Actinomyces spp. generally have low virulence and are part of the normal flora of the mouth, other sites in the gastrointestinal tract, and the female genital tract. Actinomyces spp. are prevalent in the mouth from infancy and are recoverable from periodontal pockets, carious teeth, dental plaque, and tonsillar crypts. , Actinomyces infections have an endogenous source and are infrequent in children <10 years of age, but these infections are underrecognized probably because of fastidious growth requirements. Actinomyces spp. take advantage of breaches in mucosal barriers or obstruction or aspiration to become pathogenic. , Cervicofacial and oral disease is associated with trauma, dental procedures, eruption of a molar tooth, oral surgical procedures, or dental infection. Pulmonary infections usually follow aspiration of oropharyngeal or gastrointestinal secretions. Other less common routes of infection are extension from cervicofacial disease or spread from the abdomen and, rarely, dissemination through blood from other sites of infection (e.g., pelvic or orofacial). Gastrointestinal infection frequently follows loss of mucosal integrity, which can occur with appendicitis, trauma, or foreign bodies. The use of an intrauterine contraceptive devices and cerclage have been linked to the actinomycosis of the female genital tract.
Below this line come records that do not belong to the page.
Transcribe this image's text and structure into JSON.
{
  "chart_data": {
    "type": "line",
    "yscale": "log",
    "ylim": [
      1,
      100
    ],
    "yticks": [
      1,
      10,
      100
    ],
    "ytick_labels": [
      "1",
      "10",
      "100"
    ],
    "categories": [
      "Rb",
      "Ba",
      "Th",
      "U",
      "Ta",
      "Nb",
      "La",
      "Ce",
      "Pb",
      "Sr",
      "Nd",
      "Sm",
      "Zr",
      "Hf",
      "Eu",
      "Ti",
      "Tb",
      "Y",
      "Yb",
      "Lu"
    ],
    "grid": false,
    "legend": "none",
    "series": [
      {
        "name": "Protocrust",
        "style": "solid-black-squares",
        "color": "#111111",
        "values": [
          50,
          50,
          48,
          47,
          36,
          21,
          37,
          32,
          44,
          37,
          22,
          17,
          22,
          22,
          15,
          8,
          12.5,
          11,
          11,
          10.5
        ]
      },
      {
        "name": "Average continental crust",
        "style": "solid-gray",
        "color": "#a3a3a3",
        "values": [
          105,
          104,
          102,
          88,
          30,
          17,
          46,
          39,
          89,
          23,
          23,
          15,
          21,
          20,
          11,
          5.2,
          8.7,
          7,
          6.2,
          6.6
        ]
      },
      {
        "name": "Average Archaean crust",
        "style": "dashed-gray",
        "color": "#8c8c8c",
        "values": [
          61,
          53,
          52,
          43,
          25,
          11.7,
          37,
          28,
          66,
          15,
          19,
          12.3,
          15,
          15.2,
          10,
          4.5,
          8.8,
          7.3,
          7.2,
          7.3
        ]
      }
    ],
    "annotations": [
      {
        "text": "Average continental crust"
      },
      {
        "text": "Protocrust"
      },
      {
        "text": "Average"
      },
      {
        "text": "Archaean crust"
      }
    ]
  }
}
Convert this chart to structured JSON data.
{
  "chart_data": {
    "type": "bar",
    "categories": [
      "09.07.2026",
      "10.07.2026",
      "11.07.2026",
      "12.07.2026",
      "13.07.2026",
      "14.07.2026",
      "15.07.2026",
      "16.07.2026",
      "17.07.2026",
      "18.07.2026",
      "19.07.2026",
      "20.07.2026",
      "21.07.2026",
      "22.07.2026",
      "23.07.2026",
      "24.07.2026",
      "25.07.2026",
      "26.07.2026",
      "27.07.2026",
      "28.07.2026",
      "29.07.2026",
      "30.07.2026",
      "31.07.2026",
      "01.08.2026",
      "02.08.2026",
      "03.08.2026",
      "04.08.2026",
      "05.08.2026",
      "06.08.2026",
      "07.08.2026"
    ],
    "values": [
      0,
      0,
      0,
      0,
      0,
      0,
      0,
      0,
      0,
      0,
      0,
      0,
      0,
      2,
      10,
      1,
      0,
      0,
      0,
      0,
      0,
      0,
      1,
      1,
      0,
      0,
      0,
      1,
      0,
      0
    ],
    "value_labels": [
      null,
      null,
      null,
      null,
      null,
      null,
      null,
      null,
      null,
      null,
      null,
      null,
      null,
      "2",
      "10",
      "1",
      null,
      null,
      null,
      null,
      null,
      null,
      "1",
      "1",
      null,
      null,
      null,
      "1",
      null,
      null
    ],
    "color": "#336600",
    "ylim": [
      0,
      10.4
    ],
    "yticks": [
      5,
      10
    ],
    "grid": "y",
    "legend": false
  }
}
Actinomyces infections are uncommon and indolent but invasive. Infection generally is polymicrobial and can involve any body organ, including the heart. Other copathogens with Actinomyces act synergistically by enhancing the spread of infection through inhibition of host defenses and reduction of local oxygen tension. The diagnosis often is delayed because of nonspecific and prolonged symptoms. Patients with chronic granulomatous disease have an unusual susceptibility to Actinomyces. Cases of cutaneous actinomycosis have been associated with anti–tumor necrosis factor therapy, HIV infection, and solid organ transplantation.

Clinical Manifestations

Unique characteristics of actinomycosis are indolent inflammation with spreading (“burrowing”) through soft and bony tissue planes to contiguous sites or along fascial planes to remarkably distant sites. The hallmark of actinomycosis is spread that fails to respect tissue planes. Classically, small abscesses form at the site of origin, with extension to form multiple sinus tracts that can drain yellow, gritty, purulent material (sulfur granules) composed of spheroid colonies of radiating club-shaped filaments, neutrophils, debris, and granulomatous reaction. Actinomyces grows in tissues in microscopic or macroscopic clusters of tangled filaments surrounded by neutrophils. The differential diagnosis includes other chronic infections at these sites, including tuberculosis, nocardiosis, and complications of foreign bodies. The most common sites of infection are cervicofacial, abdominopelvic, thoracic, and central nervous system.